Flames Post-Game: Grinding out a point in Nashville
Photo credit:Perry Nelson-USA TODAY Sports
By Ryan Pike9 months ago
The Calgary Flames headed to scenic Nashville on Tuesday night to (a) face the Predators and (b) play the 10th and final rescheduled COVID postponement game of their season. In a really tight-checking battle, the Flames got off to a slow start but managed to build their game.
In a really tight-checking, playoff style game, the Flames lost 3-2 to the Predators in a shootout.
Neither team scored in the opening period, but it was really intense, tight-checking, and well-played by both sides. The Flames were the second-best team, but they weren’t bad necessarily. Shots were 9-5 Predators (9-5 Predators at five-on-five) and scoring chances 10-2 Predators in the first period.
In the second period, Nashville broke the 0-0 tie. With Nikita Zadorov in the penalty box, the Flames got a scoring chance off the rush.

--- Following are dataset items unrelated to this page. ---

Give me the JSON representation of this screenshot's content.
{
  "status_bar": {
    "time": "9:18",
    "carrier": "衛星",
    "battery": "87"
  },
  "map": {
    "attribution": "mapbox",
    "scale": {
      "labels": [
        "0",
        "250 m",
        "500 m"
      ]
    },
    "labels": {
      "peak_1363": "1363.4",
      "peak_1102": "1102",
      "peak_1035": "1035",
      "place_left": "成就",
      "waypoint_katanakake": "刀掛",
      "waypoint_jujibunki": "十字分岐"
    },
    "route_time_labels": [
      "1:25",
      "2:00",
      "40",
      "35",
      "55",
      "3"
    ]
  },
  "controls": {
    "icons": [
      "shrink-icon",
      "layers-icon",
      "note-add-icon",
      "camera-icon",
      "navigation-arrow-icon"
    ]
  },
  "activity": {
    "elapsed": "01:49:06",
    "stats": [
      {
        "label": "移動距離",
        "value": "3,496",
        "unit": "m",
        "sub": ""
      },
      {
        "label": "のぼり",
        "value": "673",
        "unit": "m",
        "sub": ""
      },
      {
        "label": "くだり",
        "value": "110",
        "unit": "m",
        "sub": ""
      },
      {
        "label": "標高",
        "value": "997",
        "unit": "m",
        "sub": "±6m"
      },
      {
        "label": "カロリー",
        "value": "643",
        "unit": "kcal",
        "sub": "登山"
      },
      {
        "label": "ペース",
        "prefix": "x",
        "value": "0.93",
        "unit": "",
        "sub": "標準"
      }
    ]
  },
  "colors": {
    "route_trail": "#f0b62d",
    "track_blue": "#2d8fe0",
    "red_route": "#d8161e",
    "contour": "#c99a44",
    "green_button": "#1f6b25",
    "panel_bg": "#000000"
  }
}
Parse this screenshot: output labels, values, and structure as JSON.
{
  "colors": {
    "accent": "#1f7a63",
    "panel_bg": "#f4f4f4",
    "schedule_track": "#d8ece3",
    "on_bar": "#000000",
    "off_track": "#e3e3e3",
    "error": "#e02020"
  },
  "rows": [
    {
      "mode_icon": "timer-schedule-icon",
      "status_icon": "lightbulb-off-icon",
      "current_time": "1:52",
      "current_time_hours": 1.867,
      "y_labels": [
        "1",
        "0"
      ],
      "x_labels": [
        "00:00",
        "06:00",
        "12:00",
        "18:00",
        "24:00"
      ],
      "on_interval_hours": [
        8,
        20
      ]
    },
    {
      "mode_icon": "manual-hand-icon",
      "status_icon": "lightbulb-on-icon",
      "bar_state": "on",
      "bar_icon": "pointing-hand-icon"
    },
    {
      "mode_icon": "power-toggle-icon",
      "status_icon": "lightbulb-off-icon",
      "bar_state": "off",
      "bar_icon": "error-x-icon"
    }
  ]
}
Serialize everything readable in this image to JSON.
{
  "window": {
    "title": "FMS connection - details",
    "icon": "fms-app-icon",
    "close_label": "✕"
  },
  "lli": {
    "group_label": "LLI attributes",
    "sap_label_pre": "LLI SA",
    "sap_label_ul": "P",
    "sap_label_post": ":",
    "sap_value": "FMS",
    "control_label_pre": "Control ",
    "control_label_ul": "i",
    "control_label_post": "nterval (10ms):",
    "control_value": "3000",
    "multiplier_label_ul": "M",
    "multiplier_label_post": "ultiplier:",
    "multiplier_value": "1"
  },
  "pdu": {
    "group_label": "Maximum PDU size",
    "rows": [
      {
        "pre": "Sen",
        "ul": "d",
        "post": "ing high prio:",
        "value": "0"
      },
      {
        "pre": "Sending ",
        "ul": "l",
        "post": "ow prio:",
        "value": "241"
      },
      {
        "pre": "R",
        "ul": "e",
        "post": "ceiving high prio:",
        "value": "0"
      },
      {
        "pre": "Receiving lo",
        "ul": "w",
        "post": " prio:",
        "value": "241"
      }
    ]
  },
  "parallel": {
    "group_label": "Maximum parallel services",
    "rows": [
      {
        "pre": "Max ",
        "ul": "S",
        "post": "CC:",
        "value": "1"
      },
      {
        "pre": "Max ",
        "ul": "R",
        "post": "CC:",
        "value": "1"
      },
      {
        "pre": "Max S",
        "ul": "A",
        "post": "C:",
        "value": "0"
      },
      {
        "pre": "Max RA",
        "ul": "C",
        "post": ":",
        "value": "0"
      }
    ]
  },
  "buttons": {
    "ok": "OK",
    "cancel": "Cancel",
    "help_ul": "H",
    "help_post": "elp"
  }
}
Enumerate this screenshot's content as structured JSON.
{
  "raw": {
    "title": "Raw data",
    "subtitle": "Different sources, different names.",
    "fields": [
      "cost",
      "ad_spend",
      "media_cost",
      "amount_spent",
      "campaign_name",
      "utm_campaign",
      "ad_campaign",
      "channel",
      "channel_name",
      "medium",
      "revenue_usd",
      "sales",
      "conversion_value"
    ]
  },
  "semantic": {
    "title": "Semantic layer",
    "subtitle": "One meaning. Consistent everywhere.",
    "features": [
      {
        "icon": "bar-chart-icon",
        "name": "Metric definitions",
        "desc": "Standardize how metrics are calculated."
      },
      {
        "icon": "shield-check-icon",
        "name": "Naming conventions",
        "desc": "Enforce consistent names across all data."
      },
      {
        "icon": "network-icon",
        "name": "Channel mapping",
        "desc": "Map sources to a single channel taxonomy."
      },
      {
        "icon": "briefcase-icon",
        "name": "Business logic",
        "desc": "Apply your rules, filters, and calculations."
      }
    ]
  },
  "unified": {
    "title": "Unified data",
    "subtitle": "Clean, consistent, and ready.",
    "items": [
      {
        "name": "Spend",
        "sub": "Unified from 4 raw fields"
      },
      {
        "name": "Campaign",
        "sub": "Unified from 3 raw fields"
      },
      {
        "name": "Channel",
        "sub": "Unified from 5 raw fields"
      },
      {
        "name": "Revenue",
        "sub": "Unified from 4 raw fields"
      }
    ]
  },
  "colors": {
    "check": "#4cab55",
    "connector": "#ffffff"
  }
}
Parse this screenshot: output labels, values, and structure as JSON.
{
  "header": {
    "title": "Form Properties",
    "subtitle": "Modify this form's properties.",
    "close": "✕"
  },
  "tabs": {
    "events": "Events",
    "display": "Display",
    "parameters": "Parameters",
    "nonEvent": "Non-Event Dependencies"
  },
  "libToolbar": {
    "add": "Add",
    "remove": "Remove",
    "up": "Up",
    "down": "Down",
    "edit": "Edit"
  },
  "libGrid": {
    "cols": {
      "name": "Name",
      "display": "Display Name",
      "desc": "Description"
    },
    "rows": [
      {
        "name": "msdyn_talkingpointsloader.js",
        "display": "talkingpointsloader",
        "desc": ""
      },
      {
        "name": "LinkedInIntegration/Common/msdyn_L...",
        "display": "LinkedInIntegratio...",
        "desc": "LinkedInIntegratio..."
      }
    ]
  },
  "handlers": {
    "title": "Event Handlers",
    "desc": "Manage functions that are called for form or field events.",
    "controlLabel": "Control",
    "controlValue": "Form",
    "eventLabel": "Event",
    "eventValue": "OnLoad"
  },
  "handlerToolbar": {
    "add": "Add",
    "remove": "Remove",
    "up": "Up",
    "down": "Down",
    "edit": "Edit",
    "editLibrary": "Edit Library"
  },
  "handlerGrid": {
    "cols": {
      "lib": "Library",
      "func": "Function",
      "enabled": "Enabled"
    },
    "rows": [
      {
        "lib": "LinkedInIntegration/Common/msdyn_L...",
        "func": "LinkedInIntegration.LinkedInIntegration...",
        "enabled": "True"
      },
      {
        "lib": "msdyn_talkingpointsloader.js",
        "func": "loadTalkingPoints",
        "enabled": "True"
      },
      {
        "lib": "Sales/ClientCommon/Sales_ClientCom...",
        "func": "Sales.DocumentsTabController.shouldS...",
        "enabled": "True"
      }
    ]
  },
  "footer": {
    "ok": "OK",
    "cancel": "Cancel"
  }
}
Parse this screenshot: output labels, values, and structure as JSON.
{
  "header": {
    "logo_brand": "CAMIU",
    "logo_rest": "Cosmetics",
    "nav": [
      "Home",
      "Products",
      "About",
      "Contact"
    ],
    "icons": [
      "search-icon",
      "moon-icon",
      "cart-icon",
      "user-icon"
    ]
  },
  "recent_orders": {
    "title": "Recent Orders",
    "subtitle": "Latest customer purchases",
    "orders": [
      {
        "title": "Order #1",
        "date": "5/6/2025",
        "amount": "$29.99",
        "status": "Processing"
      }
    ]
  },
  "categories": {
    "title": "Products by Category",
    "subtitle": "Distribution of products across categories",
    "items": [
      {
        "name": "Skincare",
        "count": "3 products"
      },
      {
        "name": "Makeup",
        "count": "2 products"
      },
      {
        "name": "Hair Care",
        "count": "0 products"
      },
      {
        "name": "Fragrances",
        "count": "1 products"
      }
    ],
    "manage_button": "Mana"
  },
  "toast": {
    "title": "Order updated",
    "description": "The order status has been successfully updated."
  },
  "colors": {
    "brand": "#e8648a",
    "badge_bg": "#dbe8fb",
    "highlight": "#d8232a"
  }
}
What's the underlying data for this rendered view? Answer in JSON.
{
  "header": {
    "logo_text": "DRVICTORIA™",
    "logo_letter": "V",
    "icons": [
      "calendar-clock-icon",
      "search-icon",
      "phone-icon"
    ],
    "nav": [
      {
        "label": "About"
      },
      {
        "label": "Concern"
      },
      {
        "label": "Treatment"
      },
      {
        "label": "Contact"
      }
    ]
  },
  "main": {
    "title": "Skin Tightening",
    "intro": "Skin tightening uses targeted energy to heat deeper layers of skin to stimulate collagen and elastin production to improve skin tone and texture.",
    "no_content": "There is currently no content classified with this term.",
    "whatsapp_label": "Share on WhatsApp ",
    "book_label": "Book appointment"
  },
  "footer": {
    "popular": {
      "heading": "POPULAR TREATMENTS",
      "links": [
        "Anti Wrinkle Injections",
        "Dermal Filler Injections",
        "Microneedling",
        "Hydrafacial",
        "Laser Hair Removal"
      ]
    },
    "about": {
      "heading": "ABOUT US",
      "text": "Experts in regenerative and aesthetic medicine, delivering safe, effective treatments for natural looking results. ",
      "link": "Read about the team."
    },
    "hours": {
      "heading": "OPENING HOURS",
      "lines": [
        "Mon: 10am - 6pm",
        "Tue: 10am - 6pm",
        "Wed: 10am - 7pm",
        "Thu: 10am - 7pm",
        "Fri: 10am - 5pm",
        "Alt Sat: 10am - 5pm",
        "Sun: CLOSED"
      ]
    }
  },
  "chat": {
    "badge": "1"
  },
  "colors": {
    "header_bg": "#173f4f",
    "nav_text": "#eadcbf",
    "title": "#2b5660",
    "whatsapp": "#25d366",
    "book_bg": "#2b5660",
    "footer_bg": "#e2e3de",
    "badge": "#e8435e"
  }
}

But the Predators disrupted that chance and their power play unit headed the other way. Ryan Johansen fed Filip Forsberg and Forsberg blasted a one-timer past Daniel Vladar to give the home team a 1-0 lead.
The Predators doubled their lead midway through the second period off the rush. Forsberg’s initial chance was stopped by a sprawling Vladar, but the rebound bounced around. A falling Matt Duchene whacked at it, and the puck went off his stick, off Chris Tanev, and into the net to make it 2-0 Predators.
But the Flames got on the board before the period ended. Rasmus Andersson drew a penalty in the neutral zone. The Flames power play needed nine seconds to score on the resulting advantage. Johnny Gaudreau’s shot ricocheted in the net-front area, bonking off Matthew Tkachuk and bouncing to Andrew Mangiapane, who jammed the puck past Juuse Saros to cut Nashville’s lead to 2-1.
Shots were 10-7 Predators (7-5 Predators at five-on-five) and scoring chances 7-5 Flames in the second period.
The Flames tied the game midway through the third period. Tyler Toffoli had a nice scoring chance off the rush, but his stick exploded. Mangiapane took advantage of the confusion, collected the errant puck, and beat Saros to tie the game at 2-2.
Both teams had good looks in the remainder of regulation, but neither team could score. Shots were 7-7 (7-5 Predators at five-on-five) and scoring chances 7-5 Predators in the third period.
This game needed extra time to be decided. The overtime period was excellent, with both netminders making really nice stops on really dangerous chances. The Flames were called for too many men with just over a minute left in overtime, but the Flames managed to kill off the penalty. Shots were 3-2 Predators in overtime.
This game also needed a shootout to be decided. Mikael Granlund scored for the Predators and none of the Flames shooters (Gaudreau, Tkachuk or Toffoli) could score and the Predators won 3-2.
Why the Flames got a point
The Flames looked like a team that has played a lot of hockey at different points in this game. That is to say: they looked tired at points, and their execution definitely suffered at different spots in this game because of that.
But y’know who didn’t look tired? Their goaltender. Vladar’s strong play throughout this game both allowed his team to build their game as things wore on and held them in during portions where they had lulls. This was a scheduled loss, but the Flames got a point because their backup goaltender was superb.
Again, it’s gotta be Vladar. But Mangiapane had a pair of goals and deserves a lot of credit for going to where goal-scorers tend to be: the front of the net.
Here’s a representative example of Vladar’s fine work.
The turning point
The Flames’ power play goal late in the second period was, in retrospect, quite large, as it sent them to the locker room down just a single goal.
Percentage stats are 5v5 and via Natural Stat Trick. Game score via Hockey Stat Cards.
This and that
Linesman Mark Shewchyk took a puck off the wrist midway through the third period. He was in a ton of pain, but stuck around for the remainder of the game.
Tkachuk’s assist on Mangiapane’s first goal was his 99th point of his career, surpassing his dad’s single-season high.
The Flames (47-20-10) are headed home. They’re off on Wednesday, then host the Dallas Stars on Thursday night.
The Flames have clinched a playoff spot. They’re guaranteed to finish (at least) second in the Pacific Division. Their magic number to clinch the Pacific Division crown is 1.0: any combination of Flames wins and Oilers losses totalling 1 or more clinch a division title for the Flames.